For me, this was a particularly painful piece of writing in that it compares ‘badly’ to a non-fiction brochure. The only detail that might cause a reader to think it is something other is its use of past tense. (Then again it could be “Historical Brochure,” a new genre, I believe.)
What galls me, in particular, is Baldacci’s ordering of the information. Not only does the writing not compel in the ways described above, it is difficult to follow, as if he shook ten somewhat related declarative sentences in a jar and spilled them onto the page. And, for all his effort at dumping setting, it fails to deliver a clear picture. His one descriptive sentence includes “two staggered twelve-foot tall security fences . . “. I can see two, I can see twelve, but I can’t see what staggered might mean here. And does it matter so much as to be on the first page?
His experiment needed more consideration and the opening needed the loving voice of an editor. “Now, David . . . “
I vote No, but wonder if comparing a well-known author’s first page to a novice is really valid here. The author could have written “Redrum redrum redrum redrum…” for a page and a half and still sold tons of books. I doubt his editor would have spoken up either. Fans will give the author the benefit of a doubt and let many things slide just because they are fans.

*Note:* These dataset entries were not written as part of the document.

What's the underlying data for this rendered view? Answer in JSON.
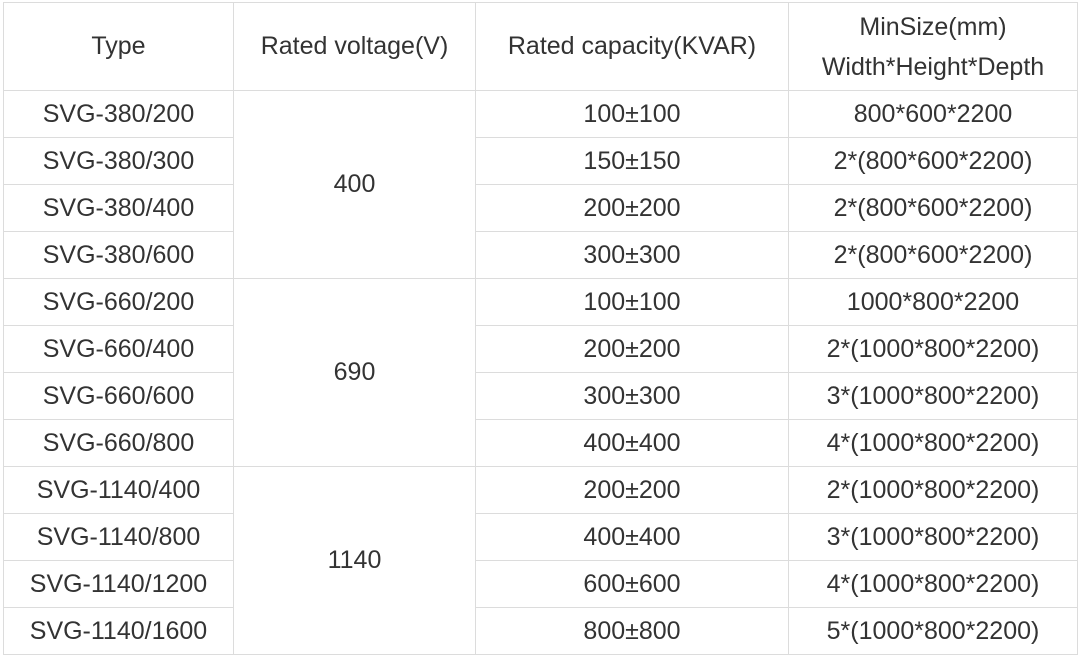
{
  "table": {
    "header": {
      "type": "Type",
      "voltage": "Rated voltage(V)",
      "capacity": "Rated capacity(KVAR)",
      "size": [
        "MinSize(mm)",
        "Width*Height*Depth"
      ]
    },
    "groups": [
      {
        "voltage": "400",
        "rows": [
          [
            "SVG-380/200",
            "100±100",
            "800*600*2200"
          ],
          [
            "SVG-380/300",
            "150±150",
            "2*(800*600*2200)"
          ],
          [
            "SVG-380/400",
            "200±200",
            "2*(800*600*2200)"
          ],
          [
            "SVG-380/600",
            "300±300",
            "2*(800*600*2200)"
          ]
        ]
      },
      {
        "voltage": "690",
        "rows": [
          [
            "SVG-660/200",
            "100±100",
            "1000*800*2200"
          ],
          [
            "SVG-660/400",
            "200±200",
            "2*(1000*800*2200)"
          ],
          [
            "SVG-660/600",
            "300±300",
            "3*(1000*800*2200)"
          ],
          [
            "SVG-660/800",
            "400±400",
            "4*(1000*800*2200)"
          ]
        ]
      },
      {
        "voltage": "1140",
        "rows": [
          [
            "SVG-1140/400",
            "200±200",
            "2*(1000*800*2200)"
          ],
          [
            "SVG-1140/800",
            "400±400",
            "3*(1000*800*2200)"
          ],
          [
            "SVG-1140/1200",
            "600±600",
            "4*(1000*800*2200)"
          ],
          [
            "SVG-1140/1600",
            "800±800",
            "5*(1000*800*2200)"
          ]
        ]
      }
    ]
  }
}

I liked the first paragraph. The line “cradled in a green hand” had some symbolism for me because hands make fists as well and fists hold things tight. However, half way through the second paragraph, I began to wonder who this story was about. By the time the brochure and prison tourism was mentioned, I was done.
I just know that my eyes began to droop. And droop. And droop some more.

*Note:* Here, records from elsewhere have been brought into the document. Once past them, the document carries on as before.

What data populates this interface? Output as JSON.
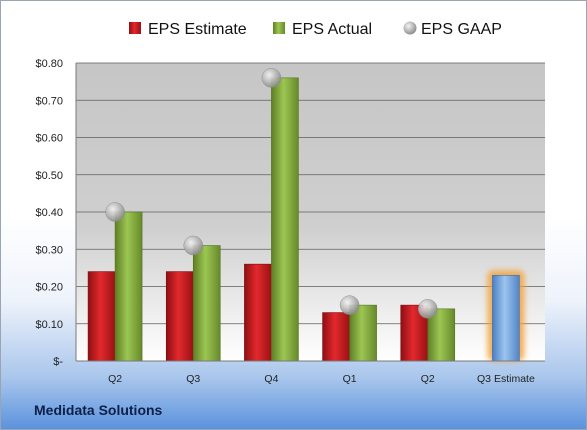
{
  "chart_data": {
    "type": "bar",
    "categories": [
      "Q2",
      "Q3",
      "Q4",
      "Q1",
      "Q2",
      "Q3 Estimate"
    ],
    "series": [
      {
        "name": "EPS Estimate",
        "type": "bar",
        "color": "#c0181c",
        "values": [
          0.24,
          0.24,
          0.26,
          0.13,
          0.15,
          null
        ]
      },
      {
        "name": "EPS Actual",
        "type": "bar",
        "color": "#7fa83a",
        "values": [
          0.4,
          0.31,
          0.76,
          0.15,
          0.14,
          null
        ]
      },
      {
        "name": "EPS GAAP",
        "type": "marker",
        "color": "#a8a8a8",
        "values": [
          0.4,
          0.31,
          0.76,
          0.15,
          0.14,
          null
        ]
      },
      {
        "name": "",
        "type": "bar",
        "color": "#6fa2dc",
        "highlight": "#f2a33a",
        "values": [
          null,
          null,
          null,
          null,
          null,
          0.23
        ]
      }
    ],
    "ylim": [
      0,
      0.8
    ],
    "yticks": [
      0,
      0.1,
      0.2,
      0.3,
      0.4,
      0.5,
      0.6,
      0.7,
      0.8
    ],
    "ytick_labels": [
      "$-",
      "$0.10",
      "$0.20",
      "$0.30",
      "$0.40",
      "$0.50",
      "$0.60",
      "$0.70",
      "$0.80"
    ],
    "grid": true,
    "legend_position": "top"
  },
  "company": "Medidata Solutions"
}
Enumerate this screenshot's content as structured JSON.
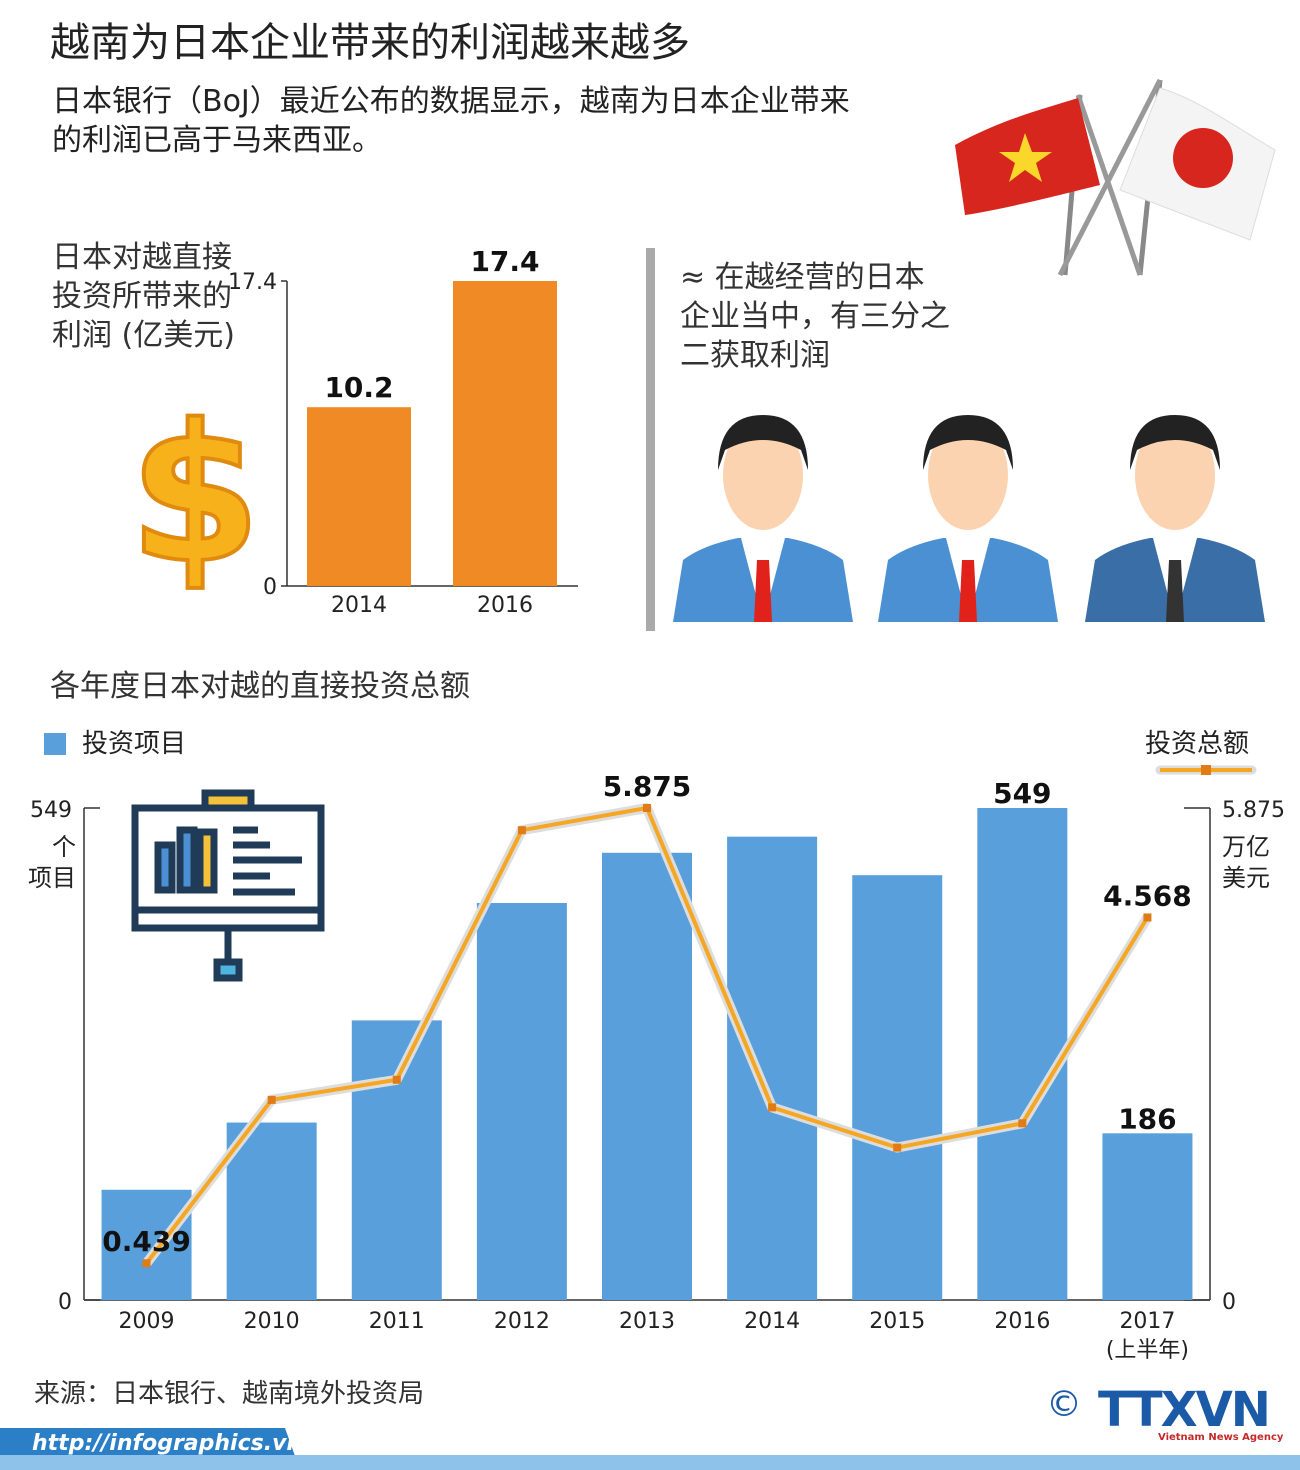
{
  "header": {
    "title": "越南为日本企业带来的利润越来越多",
    "subtitle": "日本银行（BoJ）最近公布的数据显示，越南为日本企业带来\n的利润已高于马来西亚。"
  },
  "note": "≈ 在越经营的日本\n企业当中，有三分之\n二获取利润",
  "chart_data": [
    {
      "type": "bar",
      "title": "日本对越直接\n投资所带来的\n利润 (亿美元)",
      "categories": [
        "2014",
        "2016"
      ],
      "values": [
        10.2,
        17.4
      ],
      "color": "#f08a24",
      "ylim": [
        0,
        17.4
      ],
      "yticks": [
        0,
        17.4
      ]
    },
    {
      "type": "bar_line",
      "title": "各年度日本对越的直接投资总额",
      "categories": [
        "2009",
        "2010",
        "2011",
        "2012",
        "2013",
        "2014",
        "2015",
        "2016",
        "2017\n(上半年)"
      ],
      "series": [
        {
          "name": "投资项目",
          "color": "#589fdc",
          "values": [
            123,
            198,
            312,
            443,
            499,
            517,
            474,
            549,
            186
          ],
          "value_labels": [
            null,
            null,
            null,
            null,
            null,
            null,
            null,
            "549",
            "186"
          ]
        },
        {
          "name": "投资总额",
          "color": "#f5a623",
          "axis": "y2",
          "values": [
            0.439,
            2.39,
            2.63,
            5.61,
            5.875,
            2.3,
            1.82,
            2.11,
            4.568
          ],
          "value_labels": [
            "0.439",
            null,
            null,
            null,
            "5.875",
            null,
            null,
            null,
            "4.568"
          ]
        }
      ],
      "ylim": [
        0,
        549
      ],
      "yticks": [
        0,
        549
      ],
      "ylabel": "个\n项目",
      "y2lim": [
        0,
        5.875
      ],
      "y2ticks": [
        0,
        5.875
      ],
      "y2label": "万亿\n美元",
      "legend": "top"
    }
  ],
  "footer": {
    "source": "来源：日本银行、越南境外投资局",
    "url": "http://infographics.vn",
    "copyright": "©",
    "logo": "TTXVN",
    "agency": "Vietnam News Agency"
  }
}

While I agree the writing is poor and pretty tedious, I can see why this would draw readers in.
Of course Baladacci’s name is itself a draw and most readers will be pre-engaged before they even read page one, but consider if this manuscript was submitted to a publisher under a pseudonym, would it get read?
I think most commenters here would say no, without the name attached it doesn’t follow the basic guidelines of what publishers are looking for—and those people, imo, would be wrong.

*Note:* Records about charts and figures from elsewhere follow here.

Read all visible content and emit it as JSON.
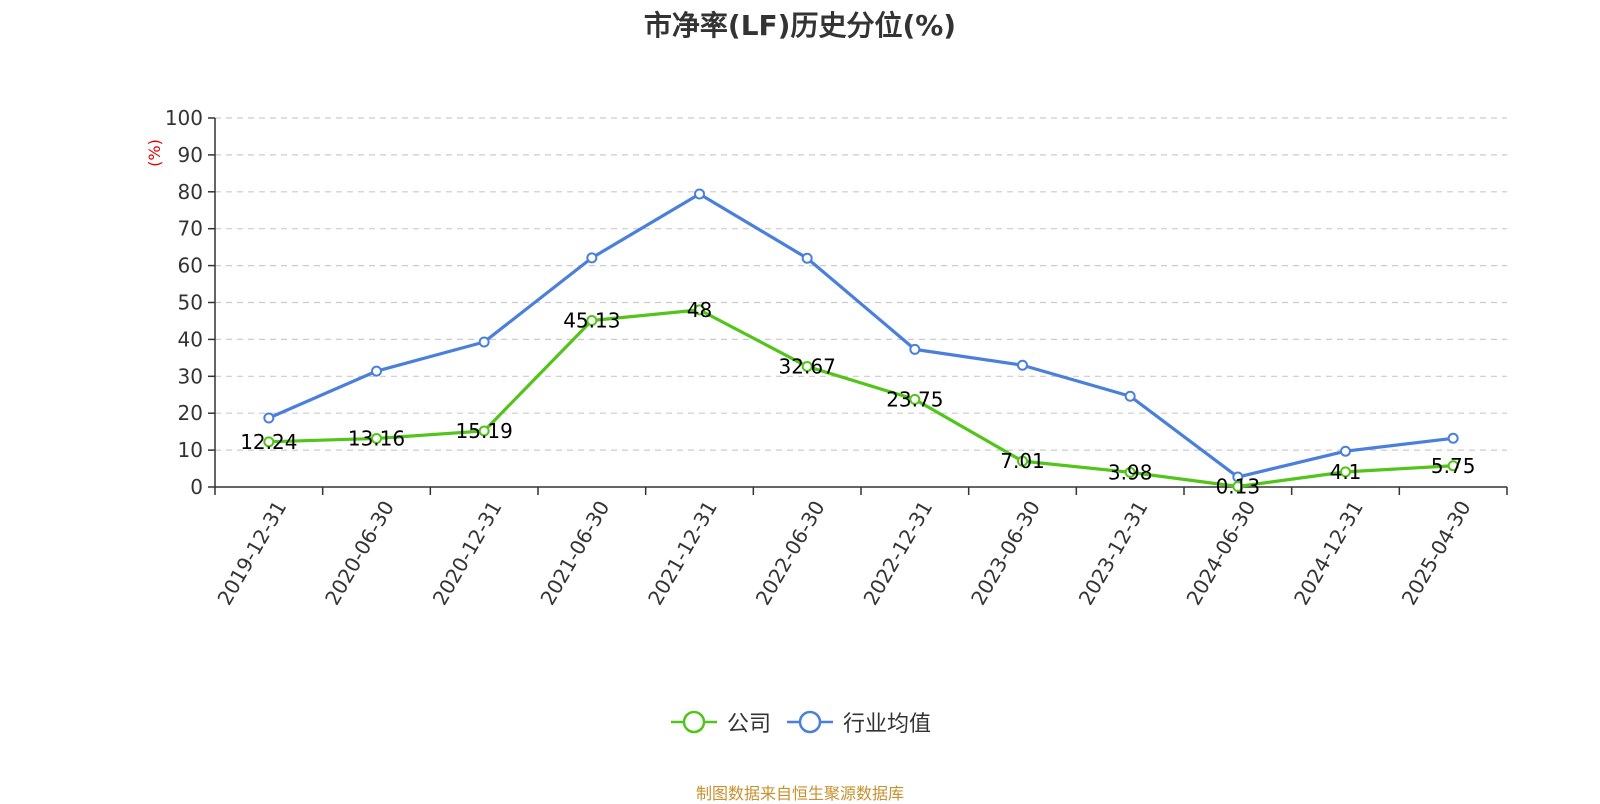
{
  "chart_data": {
    "type": "line",
    "title": "市净率(LF)历史分位(%)",
    "ylabel": "(%)",
    "xlabel": "",
    "ylim": [
      0,
      100
    ],
    "yticks": [
      0,
      10,
      20,
      30,
      40,
      50,
      60,
      70,
      80,
      90,
      100
    ],
    "categories": [
      "2019-12-31",
      "2020-06-30",
      "2020-12-31",
      "2021-06-30",
      "2021-12-31",
      "2022-06-30",
      "2022-12-31",
      "2023-06-30",
      "2023-12-31",
      "2024-06-30",
      "2024-12-31",
      "2025-04-30"
    ],
    "series": [
      {
        "name": "公司",
        "color": "#52c41a",
        "values": [
          12.24,
          13.16,
          15.19,
          45.13,
          48,
          32.67,
          23.75,
          7.01,
          3.98,
          0.13,
          4.1,
          5.75
        ],
        "labels": [
          "12.24",
          "13.16",
          "15.19",
          "45.13",
          "48",
          "32.67",
          "23.75",
          "7.01",
          "3.98",
          "0.13",
          "4.1",
          "5.75"
        ]
      },
      {
        "name": "行业均值",
        "color": "#4a7fdc",
        "values": [
          18.7,
          31.4,
          39.3,
          62.1,
          79.4,
          62.0,
          37.3,
          33.0,
          24.6,
          2.7,
          9.7,
          13.2
        ]
      }
    ],
    "grid": true,
    "legend_position": "bottom-center"
  },
  "source": {
    "text": "制图数据来自恒生聚源数据库",
    "color": "#c8902e"
  },
  "ylabel_color": "#e00000"
}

What this has is high concept. The name is ‘The Escape’, the first page describes the toughest prison in America. Do you know what the story is about? Do you know who it’s about? Of course you do. Baladacci has explicitly and expertly shoved the premise down your throat. It’s not a question of whether you think it’s well written, it’s a question of whether you want to see a guy break out of a jail that makes Alcatraz look like a seaside resort.
And any publisher who wants to sell high concept, macho nonsense (i.e. all of them) will check out more than the first page.
The reason most novice writers who take a similar approach to openings will get short shrift from the same publisher is because their story lacks that kind of immediate high stakes concept. Imagine if the book was called ‘The Choice’ and the first page was an equally verbose description of an actual campus college. Would you know what it was going to be about?
That’s not to say ‘The Choice’ couldn’t be a great story, but it doesn’t have that immediate impact that asks you ‘Are you in the mood for this?’ In the mood for what? You have no idea. Which is why The Choice would need a lot of work in the first page to convince the reader to keep reading.
The Escape, on the other hand, requires no such finessing. There’s no enigma, no coyness. You know what you’re being offered and you’re either in or your out.
regards,
mood
Although I certainly wouldnt deem to place all the blame at the feet of Kurt Vonnegut, you can see the influence reflected in the advice he gave.
“Give your readers as much information as possible as soon as possible. To heck with suspense. Readers should have such complete understanding of what is going on, where and why, that they could finish the story themselves, should cockroaches eat the last few pages.”